# Door panels



## Jared (Apr 19, 2013)

Does anyone know if there are parts available to replace the chrome strips on door panels? The panels on my 70 Lemans are in very nice shape except for the chrome accents. I have looked and am unable to find replacement parts. I hate to replace all of th panels just because the chrome is bad. Thanks.


----------



## Instg8ter (Sep 28, 2010)

Ames should have them, thats where i got the ones for my 66.


----------



## Jared (Apr 19, 2013)

I looked on their site and the OPG site. I didn't see the chrome striping, just the panels.
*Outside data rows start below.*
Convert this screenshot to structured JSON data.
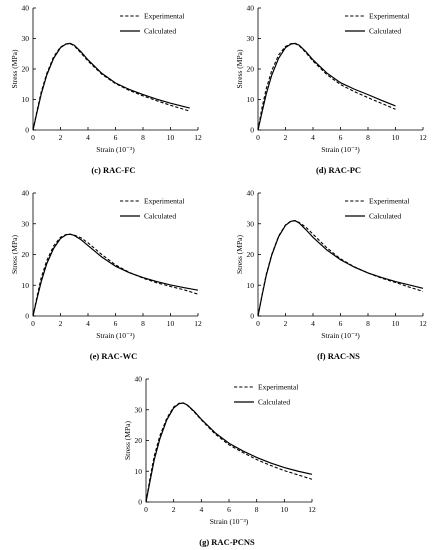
{
  "xlabel": "Strain (10⁻³)",
  "ylabel": "Stress (MPa)",
  "legend": {
    "experimental": "Experimental",
    "calculated": "Calculated"
  },
  "chart_data": [
    {
      "type": "line",
      "caption": "(c) RAC-FC",
      "xlim": [
        0,
        12
      ],
      "ylim": [
        0,
        40
      ],
      "xticks": [
        0,
        2,
        4,
        6,
        8,
        10,
        12
      ],
      "yticks": [
        0,
        10,
        20,
        30,
        40
      ],
      "legend_position": "top-right",
      "grid": false,
      "series": [
        {
          "name": "Experimental",
          "style": "dashed",
          "x": [
            0,
            0.3,
            0.6,
            1.0,
            1.5,
            2.0,
            2.4,
            2.7,
            3.0,
            3.5,
            4.0,
            5.0,
            6.0,
            7.0,
            8.0,
            9.0,
            10.0,
            11.4
          ],
          "y": [
            0,
            6.5,
            12.5,
            18.5,
            24.0,
            27.2,
            28.2,
            28.3,
            27.6,
            25.2,
            22.6,
            18.3,
            15.2,
            13.0,
            11.2,
            9.6,
            8.1,
            6.2
          ]
        },
        {
          "name": "Calculated",
          "style": "solid",
          "x": [
            0,
            0.3,
            0.6,
            1.0,
            1.5,
            2.0,
            2.4,
            2.7,
            3.0,
            3.5,
            4.0,
            5.0,
            6.0,
            7.0,
            8.0,
            9.0,
            10.0,
            11.4
          ],
          "y": [
            0,
            6.0,
            11.8,
            18.0,
            23.5,
            27.0,
            28.2,
            28.4,
            27.8,
            25.6,
            23.0,
            18.6,
            15.4,
            13.3,
            11.6,
            10.1,
            8.8,
            7.2
          ]
        }
      ]
    },
    {
      "type": "line",
      "caption": "(d) RAC-PC",
      "xlim": [
        0,
        12
      ],
      "ylim": [
        0,
        40
      ],
      "xticks": [
        0,
        2,
        4,
        6,
        8,
        10,
        12
      ],
      "yticks": [
        0,
        10,
        20,
        30,
        40
      ],
      "legend_position": "top-right",
      "grid": false,
      "series": [
        {
          "name": "Experimental",
          "style": "dashed",
          "x": [
            0,
            0.3,
            0.6,
            1.0,
            1.5,
            2.0,
            2.4,
            2.7,
            3.0,
            3.5,
            4.0,
            5.0,
            6.0,
            7.0,
            8.0,
            9.0,
            10.0
          ],
          "y": [
            0,
            7.5,
            13.5,
            19.5,
            24.6,
            27.4,
            28.3,
            28.3,
            27.6,
            25.3,
            22.6,
            18.2,
            14.9,
            12.6,
            10.6,
            8.7,
            6.8
          ]
        },
        {
          "name": "Calculated",
          "style": "solid",
          "x": [
            0,
            0.3,
            0.6,
            1.0,
            1.5,
            2.0,
            2.4,
            2.7,
            3.0,
            3.5,
            4.0,
            5.0,
            6.0,
            7.0,
            8.0,
            9.0,
            10.0
          ],
          "y": [
            0,
            6.0,
            11.8,
            18.0,
            23.5,
            27.0,
            28.2,
            28.4,
            27.8,
            25.6,
            23.0,
            18.7,
            15.5,
            13.4,
            11.6,
            9.7,
            7.9
          ]
        }
      ]
    },
    {
      "type": "line",
      "caption": "(e) RAC-WC",
      "xlim": [
        0,
        12
      ],
      "ylim": [
        0,
        40
      ],
      "xticks": [
        0,
        2,
        4,
        6,
        8,
        10,
        12
      ],
      "yticks": [
        0,
        10,
        20,
        30,
        40
      ],
      "legend_position": "top-right",
      "grid": false,
      "series": [
        {
          "name": "Experimental",
          "style": "dashed",
          "x": [
            0,
            0.3,
            0.6,
            1.0,
            1.5,
            2.0,
            2.4,
            2.7,
            3.0,
            3.5,
            4.0,
            5.0,
            6.0,
            7.0,
            8.0,
            9.0,
            10.0,
            11.0,
            12.0
          ],
          "y": [
            0,
            6.5,
            12.5,
            18.0,
            22.8,
            25.6,
            26.5,
            26.6,
            26.3,
            25.4,
            23.8,
            20.0,
            16.6,
            14.2,
            12.3,
            10.8,
            9.6,
            8.5,
            7.1
          ]
        },
        {
          "name": "Calculated",
          "style": "solid",
          "x": [
            0,
            0.3,
            0.6,
            1.0,
            1.5,
            2.0,
            2.4,
            2.7,
            3.0,
            3.5,
            4.0,
            5.0,
            6.0,
            7.0,
            8.0,
            9.0,
            10.0,
            11.0,
            12.0
          ],
          "y": [
            0,
            5.8,
            11.2,
            17.0,
            22.0,
            25.2,
            26.4,
            26.6,
            26.2,
            24.8,
            22.9,
            19.2,
            16.2,
            14.1,
            12.5,
            11.2,
            10.1,
            9.2,
            8.4
          ]
        }
      ]
    },
    {
      "type": "line",
      "caption": "(f) RAC-NS",
      "xlim": [
        0,
        12
      ],
      "ylim": [
        0,
        40
      ],
      "xticks": [
        0,
        2,
        4,
        6,
        8,
        10,
        12
      ],
      "yticks": [
        0,
        10,
        20,
        30,
        40
      ],
      "legend_position": "top-right",
      "grid": false,
      "series": [
        {
          "name": "Experimental",
          "style": "dashed",
          "x": [
            0,
            0.3,
            0.6,
            1.0,
            1.5,
            2.0,
            2.4,
            2.7,
            3.0,
            3.5,
            4.0,
            5.0,
            6.0,
            7.0,
            8.0,
            9.0,
            10.0,
            11.0,
            12.0
          ],
          "y": [
            0,
            7.0,
            13.5,
            20.0,
            26.0,
            29.6,
            30.9,
            31.0,
            30.4,
            28.8,
            26.6,
            22.2,
            18.6,
            16.0,
            14.0,
            12.3,
            10.9,
            9.4,
            8.0
          ]
        },
        {
          "name": "Calculated",
          "style": "solid",
          "x": [
            0,
            0.3,
            0.6,
            1.0,
            1.5,
            2.0,
            2.4,
            2.7,
            3.0,
            3.5,
            4.0,
            5.0,
            6.0,
            7.0,
            8.0,
            9.0,
            10.0,
            11.0,
            12.0
          ],
          "y": [
            0,
            6.8,
            13.2,
            19.8,
            25.8,
            29.5,
            30.8,
            31.0,
            30.2,
            28.0,
            25.6,
            21.5,
            18.3,
            15.9,
            14.0,
            12.5,
            11.2,
            10.1,
            9.0
          ]
        }
      ]
    },
    {
      "type": "line",
      "caption": "(g) RAC-PCNS",
      "xlim": [
        0,
        12
      ],
      "ylim": [
        0,
        40
      ],
      "xticks": [
        0,
        2,
        4,
        6,
        8,
        10,
        12
      ],
      "yticks": [
        0,
        10,
        20,
        30,
        40
      ],
      "legend_position": "top-right",
      "grid": false,
      "series": [
        {
          "name": "Experimental",
          "style": "dashed",
          "x": [
            0,
            0.3,
            0.6,
            1.0,
            1.5,
            2.0,
            2.4,
            2.7,
            3.0,
            3.5,
            4.0,
            5.0,
            6.0,
            7.0,
            8.0,
            9.0,
            10.0,
            11.0,
            12.0
          ],
          "y": [
            0,
            8.0,
            15.0,
            21.5,
            27.2,
            30.9,
            32.1,
            32.2,
            31.4,
            29.2,
            26.7,
            22.1,
            18.6,
            16.1,
            13.8,
            11.9,
            10.2,
            8.8,
            7.4
          ]
        },
        {
          "name": "Calculated",
          "style": "solid",
          "x": [
            0,
            0.3,
            0.6,
            1.0,
            1.5,
            2.0,
            2.4,
            2.7,
            3.0,
            3.5,
            4.0,
            5.0,
            6.0,
            7.0,
            8.0,
            9.0,
            10.0,
            11.0,
            12.0
          ],
          "y": [
            0,
            7.0,
            13.8,
            20.5,
            26.7,
            30.6,
            32.0,
            32.2,
            31.5,
            29.4,
            26.9,
            22.5,
            19.1,
            16.6,
            14.5,
            12.7,
            11.2,
            10.0,
            9.0
          ]
        }
      ]
    }
  ]
}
Did I miss it?


----------



## jmt455 (Mar 26, 2012)

AMES has them; $42 for the set (4 pieces).

A147BC 
Description	1968-1970 GTO AND LEMANS INNER DOOR PANEL MOULDING SET KIT INCLUDES UPPER AND LOWER DOOR MOLDINGS. PLEASE CLICK ON DETAILS. (RE)
Net Comments	THESE MOLDINGS ARE THE CORRECT LENGTH AND FIT WELL; HOWEVER, CROSS-SECTION DESIGN IS INCORRECT. THE MOLDINGS SEPARATE THE VINYL FROM THE DOOR CARPET. OFTEN THESE MOLDINGS ARE DAMAGED THROUGH USE OR BENT UPON REMOVAL.


----------



## Jared (Apr 19, 2013)

Thanks for the help. Much cheaper than replacing panels that are otherwise in very nice shape.


----------